Airway eptihelial compression: a stimulus for airway remodeling in asthma

摘要

The airway wall undergoes significant remodeling in asthmatic patients, characterized by airway wall thickening, subepithelial fibrosis, increased myocyte muscle mass, myofibroblast hyperplasia, and mucus metaplasia [reviewed in 1]. These changes are thought to contribute to airway hyperresponsiveness, and are widely attributed to the inflammatory environment of the asthmatic airway. We have proposed that the mechanical stress that accompanies bronchoconstriction, a characteristic of the asthmatic response, may contribute to airway remodeling. In support of this hypothesis, we have previously demonstrated that in the absence of a superimposed inflammatory stimulus, transcellular pressure applied to rat tracheal epithelial cells is capable of eliciting increased expression of TGF-β, endothelin-l, and EGR-1[2]. Identical compressive stresses applied across human bronchial epithelial cells can increase fibrotic protein synthesis in co-cultured fibroblasts [3]. Although these data demonstrate that compressive stress of bronchial epithelial cells is profibrotic, the effect of compressive stress on factors responsible for recruiting fibroblasts and smooth muscle cells, and promoting their proliferation is not well characterized. To address this question we focus here on expression of heparin binding epidermal growth factor-like growth factor (HB-EGF) and on a more detailed analysis of endothelin gene expression and protein secretion.

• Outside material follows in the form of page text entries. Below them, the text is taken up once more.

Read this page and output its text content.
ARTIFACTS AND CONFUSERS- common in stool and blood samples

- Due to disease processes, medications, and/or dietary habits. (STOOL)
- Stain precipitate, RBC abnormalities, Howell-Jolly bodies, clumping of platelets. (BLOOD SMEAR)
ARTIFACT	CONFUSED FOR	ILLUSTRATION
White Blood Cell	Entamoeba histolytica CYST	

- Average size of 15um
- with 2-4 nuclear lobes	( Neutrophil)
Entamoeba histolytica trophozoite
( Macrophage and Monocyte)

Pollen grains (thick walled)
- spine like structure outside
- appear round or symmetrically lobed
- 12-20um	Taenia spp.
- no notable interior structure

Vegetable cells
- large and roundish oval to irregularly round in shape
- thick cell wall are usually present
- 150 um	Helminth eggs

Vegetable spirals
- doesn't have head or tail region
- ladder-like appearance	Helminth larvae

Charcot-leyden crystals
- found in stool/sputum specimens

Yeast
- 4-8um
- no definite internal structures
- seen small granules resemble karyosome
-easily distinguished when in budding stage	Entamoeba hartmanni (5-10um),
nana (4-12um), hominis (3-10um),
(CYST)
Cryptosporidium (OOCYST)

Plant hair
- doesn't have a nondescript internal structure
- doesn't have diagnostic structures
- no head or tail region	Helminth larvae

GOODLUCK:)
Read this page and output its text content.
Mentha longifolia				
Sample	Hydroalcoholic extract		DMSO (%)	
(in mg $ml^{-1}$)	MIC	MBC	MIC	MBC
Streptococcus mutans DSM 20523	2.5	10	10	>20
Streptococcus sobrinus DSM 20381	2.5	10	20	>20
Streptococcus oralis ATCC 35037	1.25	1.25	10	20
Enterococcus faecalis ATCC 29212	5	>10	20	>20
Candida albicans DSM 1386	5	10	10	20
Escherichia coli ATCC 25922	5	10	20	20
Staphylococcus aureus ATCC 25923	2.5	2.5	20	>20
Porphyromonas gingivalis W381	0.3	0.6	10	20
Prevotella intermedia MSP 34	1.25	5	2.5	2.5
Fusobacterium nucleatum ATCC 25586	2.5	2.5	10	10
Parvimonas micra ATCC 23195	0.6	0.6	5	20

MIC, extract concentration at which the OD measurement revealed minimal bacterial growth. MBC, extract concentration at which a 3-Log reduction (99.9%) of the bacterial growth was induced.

HB-EGF, a member of the EGF family, is a potent mitogen and chemotactic factor for fibroblasts, as well as smooth muscle and epithelial cells [4]. The endothelins (Et- 1,2,3) are best known as potent bronchoconstrictors, but El- 1 and Et-2 are also mitogenic for fibroblasts and smooth muscle cells, chemotactic for fibroblasts, and pro-inflammatory [5]. These molecules therefore have the capacity to participate in many of the changes that characterize airway remodeling.